Whilst designing for connectivity, it should also be looked at what gateway services (such as VPN) are provided by the CSPs. Some VPN gateways may be incompatible with on-prem VPN devices, for example, IKEv1 VPN gateways at on-prem will not be compatible with IKEv2 VPN gateways of a CSP.

Azure provides Express Route circuits to connect its public cloud to your on-prem DCs. Express Routes are highly available network circuits mandatorily bifurcating into two separate physical primary and secondary circuits. AWS Direct Connect circuit is single link only.

Connectivity

When choosing a CSP, note all the options and offerings — do you want circuits to be directly terminated to your on-prem DCs from a CSP or do you want them to be terminated at a central location such as CNF (Career Neutral Facility)?

Of course, not all CSPs may provide direct termination to on-prem DCs and hence routing it via an authorised telco provider such as Colt, BT, etc. is a must. Termination of all circuits of different CSPs in a CNF facility may provide greater flexibility of having removed dependency on a specific telco provider. You may want AWS and Azure both coming at a single CNF and if tomorrow you want to move away from either AWS or Azure to Google or Alibaba then it will be a less complicated switchover.

Whilst designing for connectivity, it should also be looked at what gateway services (such as VPN) are provided by the CSPs. Some VPN gateways may be incompatible with on-prem VPN devices, for example, IKEv1 VPN gateways at on-prem will not be compatible with IKEv2 VPN gateways of a CSP.

Azure provides Express Route circuits to connect its public cloud to your on-prem DCs. Express Routes are highly available network circuits mandatorily bifurcating into two separate physical primary and secondary circuits. AWS Direct Connect circuit is single link only.

Security

Application security should definitely be considered when hosting it in a public cloud. Traffic traversing over the public links should be secured to prevent any intrusion. Some of the options for securing network transmission are through IPSec VPN tunnels, MACSec, et al. It is worth noting that these services may or may not be supported by every CSP and each type of circuit offerings. For example, AWS doesn’t support MACSec while Azure supports MACSec only on Express Route Direct circuits.

There should be firewalls between public cloud and on-prem connections and also Egresss/Ingress connections to the cloud. It is a good practice to have a separate set of firewalls in the cloud for Egress and Ingress.

SAAS and Public Connections

When accessing SaaS (Software-as-a-Service) applications from your own public cloud, there could be a possibility of those SaaS applications being hosted by the same CSP and you could benefit from having private connectivity from your own public cloud network to SaaS.

For example, MongoDB SaaS service can have private peering within the AWS region from your own AWS public cloud VPC. This will increase the performance of your application and provide enough security and traffic routing over the internet and passing through the multiple hops.

Tools

There are a number of tools to monitor the health of cloud infrastructure and to provide proactive tracking of application failure. Companies should leverage on a combination of freely provided tools by CSP and tools sold by other companies for such health checks and monitoring.

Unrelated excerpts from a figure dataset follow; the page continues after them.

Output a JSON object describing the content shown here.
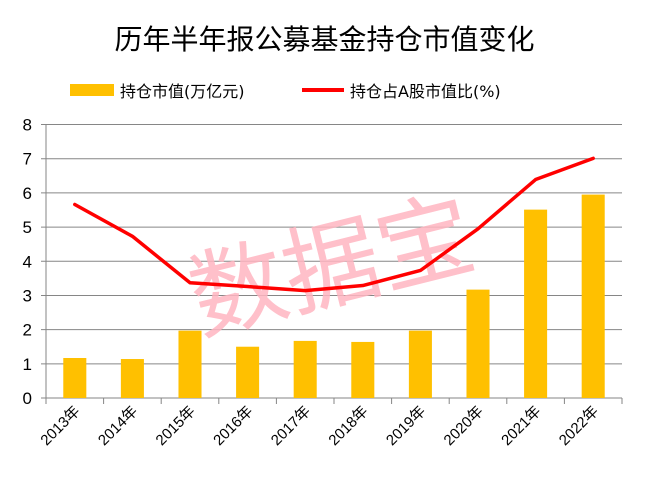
{
  "chart_data": {
    "type": "bar",
    "title": "历年半年报公募基金持仓市值变化",
    "categories": [
      "2013年",
      "2014年",
      "2015年",
      "2016年",
      "2017年",
      "2018年",
      "2019年",
      "2020年",
      "2021年",
      "2022年"
    ],
    "series": [
      {
        "name": "持仓市值(万亿元)",
        "type": "bar",
        "color": "#FFC000",
        "values": [
          1.17,
          1.14,
          1.97,
          1.5,
          1.67,
          1.64,
          1.97,
          3.17,
          5.51,
          5.95
        ]
      },
      {
        "name": "持仓占A股市值比(%)",
        "type": "line",
        "color": "#FF0000",
        "values": [
          5.66,
          4.73,
          3.37,
          3.26,
          3.14,
          3.29,
          3.73,
          4.95,
          6.39,
          7.01
        ]
      }
    ],
    "ylim": [
      0,
      8
    ],
    "yticks": [
      "0",
      "1",
      "2",
      "3",
      "4",
      "5",
      "6",
      "7",
      "8"
    ],
    "grid": true,
    "legend": "top",
    "watermark": "数据宝"
  }
}
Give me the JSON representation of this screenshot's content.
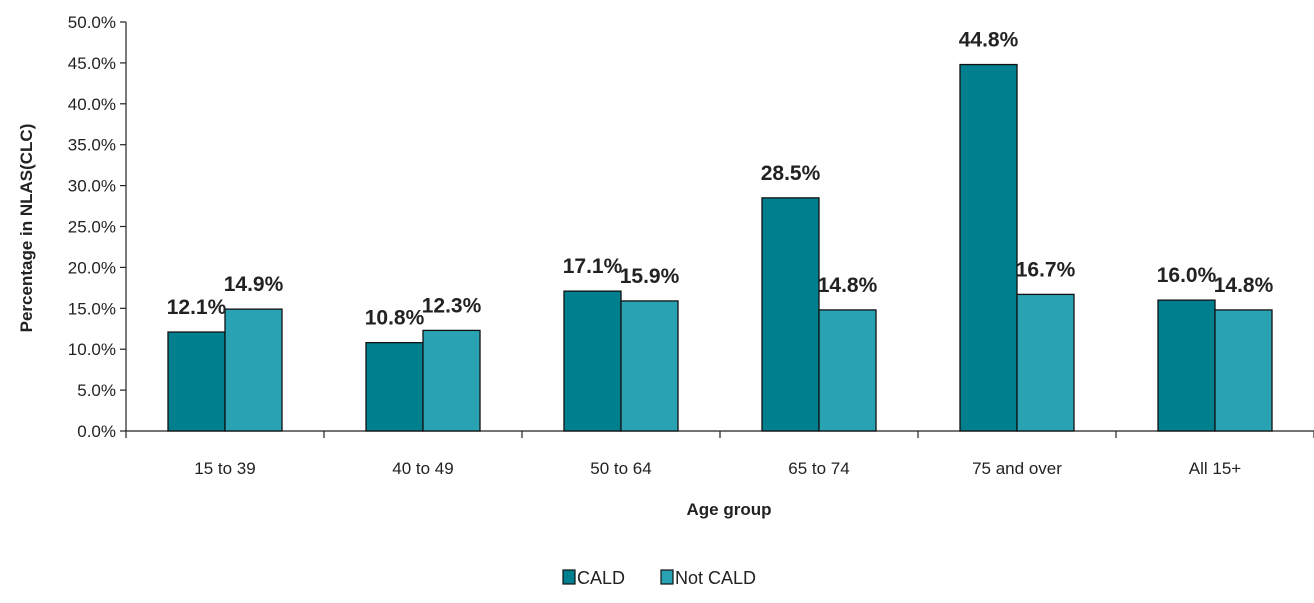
{
  "chart_data": {
    "type": "bar",
    "categories": [
      "15 to 39",
      "40 to 49",
      "50 to 64",
      "65 to 74",
      "75 and over",
      "All 15+"
    ],
    "series": [
      {
        "name": "CALD",
        "color": "#00808f",
        "values": [
          12.1,
          10.8,
          17.1,
          28.5,
          44.8,
          16.0
        ],
        "labels": [
          "12.1%",
          "10.8%",
          "17.1%",
          "28.5%",
          "44.8%",
          "16.0%"
        ]
      },
      {
        "name": "Not CALD",
        "color": "#29a3b3",
        "values": [
          14.9,
          12.3,
          15.9,
          14.8,
          16.7,
          14.8
        ],
        "labels": [
          "14.9%",
          "12.3%",
          "15.9%",
          "14.8%",
          "16.7%",
          "14.8%"
        ]
      }
    ],
    "xlabel": "Age group",
    "ylabel": "Percentage in NLAS(CLC)",
    "ylim": [
      0,
      50
    ],
    "yticks": [
      0,
      5,
      10,
      15,
      20,
      25,
      30,
      35,
      40,
      45,
      50
    ],
    "ytick_labels": [
      "0.0%",
      "5.0%",
      "10.0%",
      "15.0%",
      "20.0%",
      "25.0%",
      "30.0%",
      "35.0%",
      "40.0%",
      "45.0%",
      "50.0%"
    ],
    "grid": false,
    "legend_position": "bottom"
  }
}
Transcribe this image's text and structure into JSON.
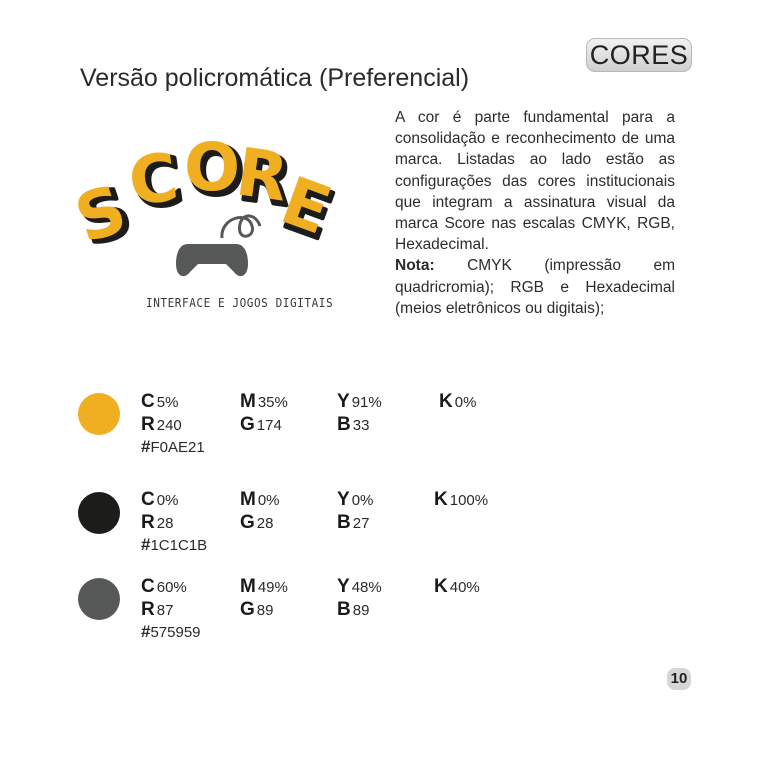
{
  "header": {
    "badge": "CORES",
    "title": "Versão policromática (Preferencial)"
  },
  "logo": {
    "wordmark": "SCORE",
    "tagline": "INTERFACE E JOGOS DIGITAIS",
    "icon": "gamepad-icon"
  },
  "description": {
    "body": "A cor é parte fundamental para a consolidação e reconhecimento de uma marca. Listadas ao lado estão as configurações das cores institucionais que integram a assinatura visual da marca Score nas escalas CMYK, RGB, Hexadecimal.",
    "note_label": "Nota:",
    "note_text": " CMYK (impressão em quadricromia); RGB e Hexadecimal (meios eletrônicos ou digitais);"
  },
  "colors": [
    {
      "swatch": "#F0AE21",
      "c": "5%",
      "m": "35%",
      "y": "91%",
      "k": "0%",
      "r": "240",
      "g": "174",
      "b": "33",
      "hex": "F0AE21"
    },
    {
      "swatch": "#1C1C1B",
      "c": "0%",
      "m": "0%",
      "y": "0%",
      "k": "100%",
      "r": "28",
      "g": "28",
      "b": "27",
      "hex": "1C1C1B"
    },
    {
      "swatch": "#575959",
      "c": "60%",
      "m": "49%",
      "y": "48%",
      "k": "40%",
      "r": "87",
      "g": "89",
      "b": "89",
      "hex": "575959"
    }
  ],
  "labels": {
    "c": "C",
    "m": "M",
    "y": "Y",
    "k": "K",
    "r": "R",
    "g": "G",
    "b": "B",
    "hash": "#"
  },
  "page_number": "10"
}
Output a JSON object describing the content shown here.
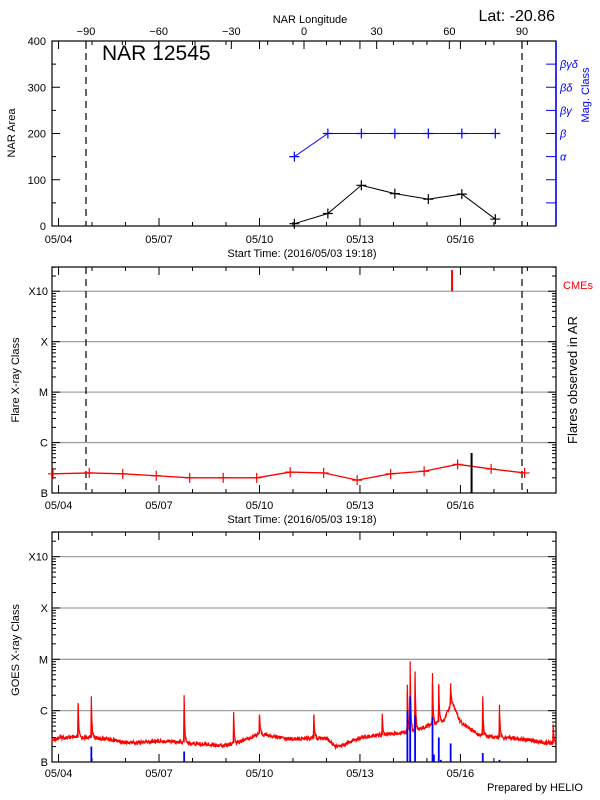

Some of the good tools are Amazon CloudWatch, Splunk, All-In-One-Cloud monitoring, App Dynamics, BMC TrueSight pulse, Solarwinds, Azure network watch, etc.

Management and Operation

IaaS infra can be managed remotely via an offshore and an onshore team which is skilled enough in various technologies such as VM, Database, Network, Security, Storage, etc. The team should be skilled on DevOps for day to day jobs and good, resilient connectivity from public cloud to network operation centre is needed for continued support. Management of cloud-hosted applications can also take place over public internet connections.

Inter-Cloud

When companies host their applications with multiple CSPs, it is necessary to have inter CSP connections. Inter CSP connections can route via your central locations, such as CNF or your on-prem DCs.